Forgive and forget.
Someone asked me if this was in the Bible. After a pause, I shouted, “I think I know what my next blog will be about!” Truth be told, I thought it was a principle found in the Bible. I mean, shouldn’t we forgive as God forgives us, forgetting others’ sins “as far as the east is from the west”? How can we call ourselves Christians if we don’t forgive and forget?
The Bible speaks often of forgiveness, but forgetting the sins of others is relatively rare. Jeremiah 31:34 concludes, “For I will forgive their wickedness and will remember their sins no more.” The Hebrew word for “remember” has to do with the action that results from bringing someone or something to mind. A rainbow is a sign of God’s covenant to us so that He will “remember” His promise to “never again” flood the world and “destroy all life.” (Genesis 9:15) In other words, God does not get amnesia and need to be reminded of things He said, but when He “remembers,” He acts according to His promises. In the case of sin, he chooses to no longer “remember” our sin, sparing us from acting out His wrath that we would have deserved if not for His merciful “forgetfulness.”
Matthew 18:21-22 is often used concerning forgiveness.
Then Peter came to Jesus and asked, “Lord, how many times shall I forgive my brother when he sins against me? Up to seven times?” Jesus answered, “I tell you, not seven times, but seventy times seven.
Whether it should be translated “77 times” or “490 times” is beside the point; the point is that we should not keep count of the times that someone has sinned against us, but should extend mercy to him/her as God gives us mercy. The common misunderstanding is that there should be no limit. The ensuing parable shows that there is a limit. After the king forgives the servant for a huge debt, the servant does not forgive a fellow servant for a small debt and, after the other servants appealed to the king, the servant was confronted.
“Shouldn’t you have had mercy on your fellow servant just as I had on you? In anger his master turned him over to the jailers to be tortured, until he should pay back all he owed. This is how my heavenly Father will treat each of you unless you forgive your brother from your heart.”
Notice that the fellow servant asked for forgiveness. Most scholars believe that repentance is implied when Peter asked if he should forgive his brother. A very similar passage in Luke 17:3-4 reinforces this belief. “So watch yourselves. If your brother sins, rebuke him, and if he repents, forgive him.

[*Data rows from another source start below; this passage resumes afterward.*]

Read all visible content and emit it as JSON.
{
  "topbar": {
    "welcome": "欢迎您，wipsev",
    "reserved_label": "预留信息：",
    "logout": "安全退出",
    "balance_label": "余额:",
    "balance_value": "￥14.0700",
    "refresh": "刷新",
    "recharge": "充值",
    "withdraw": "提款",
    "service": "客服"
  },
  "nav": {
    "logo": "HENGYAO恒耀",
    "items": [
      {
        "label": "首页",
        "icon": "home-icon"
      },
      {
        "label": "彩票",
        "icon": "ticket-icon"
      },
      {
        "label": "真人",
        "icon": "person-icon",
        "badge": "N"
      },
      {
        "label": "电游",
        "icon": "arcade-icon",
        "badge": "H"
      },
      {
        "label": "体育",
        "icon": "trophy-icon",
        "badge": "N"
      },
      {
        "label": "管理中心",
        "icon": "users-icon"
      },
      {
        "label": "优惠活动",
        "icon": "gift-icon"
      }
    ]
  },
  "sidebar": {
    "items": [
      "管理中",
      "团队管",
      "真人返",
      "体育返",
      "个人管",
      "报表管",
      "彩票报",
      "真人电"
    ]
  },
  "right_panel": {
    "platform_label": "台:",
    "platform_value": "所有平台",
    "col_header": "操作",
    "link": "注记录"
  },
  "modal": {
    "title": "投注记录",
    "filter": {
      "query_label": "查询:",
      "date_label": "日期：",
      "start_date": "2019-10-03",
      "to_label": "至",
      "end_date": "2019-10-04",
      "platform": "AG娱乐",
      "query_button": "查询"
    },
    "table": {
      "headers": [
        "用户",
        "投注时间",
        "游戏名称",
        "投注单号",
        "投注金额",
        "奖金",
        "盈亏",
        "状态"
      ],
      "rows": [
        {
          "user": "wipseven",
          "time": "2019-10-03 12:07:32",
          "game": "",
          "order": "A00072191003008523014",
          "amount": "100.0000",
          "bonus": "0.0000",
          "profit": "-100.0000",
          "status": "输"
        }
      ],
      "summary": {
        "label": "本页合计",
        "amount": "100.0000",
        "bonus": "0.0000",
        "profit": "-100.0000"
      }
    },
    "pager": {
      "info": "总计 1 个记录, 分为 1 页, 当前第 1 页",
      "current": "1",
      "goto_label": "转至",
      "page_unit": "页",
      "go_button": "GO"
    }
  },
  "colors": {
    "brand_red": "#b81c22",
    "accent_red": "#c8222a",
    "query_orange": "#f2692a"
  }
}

If he sins against you seven times in a day, and seven times comes back to you and says, ‘I repent,’ forgive him.” Since repentance is required in the Luke passage and the fellow servant repents in the ensuing parable of the Matthew passage, it is reasonable to assume that repentance is required as part of forgiving fellow servants of the Lord. The fact that the king punishes the servant rather than giving him unlimited mercy is the most compelling proof to me that true repentance is necessary in order to forgive and forget. If Jesus intended to convey unlimited forgiveness, the king would have forgiven the wicked servant at the end as well.
My point is this: we should give mercy and forgiveness to all that ask just as God gives mercy and forgiveness to us. Some may never repent. Someone who beats his wife can even sound sincere when he asks for forgiveness, but if he continues to beat her, he has not repented and she should not be forced to “forgive and forget.” Others might bully us or continually insult us and discourage us. We need not subject ourselves to such abuse. If someone calls us “brother” or “sister,” then it is our responsibility as a community of believers to confront those who sin, so they might repent and be restored and forgiven. Forgive and forget may have alliteration and clever rhythm and rhyme reminiscent of the Reverend Jesse Jackson in his prime, but it is not humanly possible to forget the past. Only God can truly forget sins.